The residual of the high water levels that caused the delay of this and two other segments of the journey reduced the clearance under the railroad bridge downstream of Lawe Street enough to prevent the 28-foot voyageur canoe from passing under.

The center-pivot bridge is designed to swing out of the way of boat traffic, and would have, if not for the whistle of the approaching train. So we sit waiting, part of the group having already slipped under, heads pressed to decks, and others still waiting.

When the engineer passes the rare sight of a river full of boats, paddlers wave and he waves back. The bridge swings open and on we go.

There is some drama as we approach lock four. A kayaker drifts too close to the water inlet to the hydroelectric generator there. The current sweeps him in and knocks him from his boat. The grate over the inlet stops him from going any farther, but the force of the water pins him there.

The call of “man down” brings the Appleton Fire Department and Outagamie County Sheriff’s Department rescue boats and paddle organizers immediately. Three men pull him free. Uninjured and undeterred, he gets back into his kayak on the other side of the lock and finishes the trip.

Saturday, September 4, 2010

Segment 7A: Park-to-Park Paddle


Launch: Shattuck Park,  Neenah
Takeout: Lutz Park, Appleton
Distance: 8.5 miles

There’s a t-shirt they sell to kayakers and sailors at the park headquarters for the Apostle Islands in Bayfield. It says: “The lake is in charge.
 

Mark Hoffman photo
That was the story on Little Lake Butte des Morts for the ninth annual Park-to-Park Paddle. The 30 mph wind gusts sweeping across the lake convince a lot of people that the 4-mile route from our launch at Shattuck Park in downtown Neenah to the early out at Fritse Park in the Town of Menasha is good enough.

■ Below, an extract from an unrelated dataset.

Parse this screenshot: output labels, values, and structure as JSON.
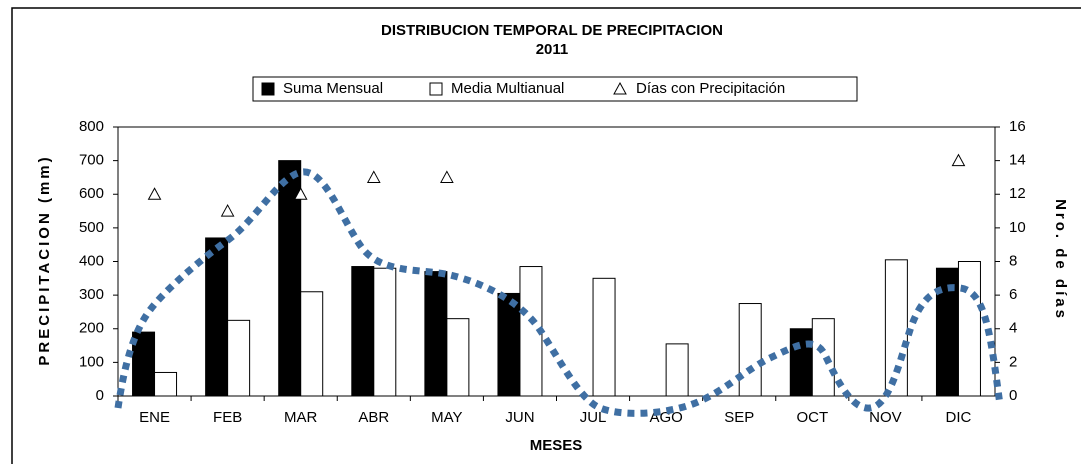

Others, determined to complete the full 8.5 miles to Appleton’s Lutz Park, scatter based on their approach to navigation. Some B-line down river to take the shortest path between two windy points. Others head straight into the west wind to get to the lee shore, where land and buildings will block the gusts.

This less pleasant section of the Park-to-Park comes right after the fun part – stuffing more than 100 kayaks and canoes carrying 150-plus people into the Menasha Lock and smiling for photos.
Google map

Our route from Shattuck takes us out the Neenah channel, into Lake Winnebago and around the point of Doty Island and into the Fox – and into the teeth of the wind.

The trip through downtown Menasha collapses the eras. Paper mills, a smattering of surviving retail and riverside retirement condos stand side by side. Then it’s through the lock and out into Little Lake Butte des Morts. Don’t be deceived by the “little” in its name. It can harness the wind with the biggest of them.

Directing the arriving traffic that morning, I could see trouble coming. A lot of the vehicles were packing small river boats. They’re made for going with the current and bouncing off rocks, not for tracking through a crosswind. The result was a lot of tuckered paddlers.

A few of them get wet. I heard stories of at least five boats capsizing.

Thanks to the certified instructors from Northeast Wisconsin Paddlers and patrol boats from the Outagamie County Sheriff’s Department and Appleton Fire Department, everyone gets help quickly and no one is injured.

Despite all of the misfortunes I describe here, this was a good time, certainly for me and I think for most.

You can find out why from another t-shirt: “A bad day on the water is better than a good day at work.”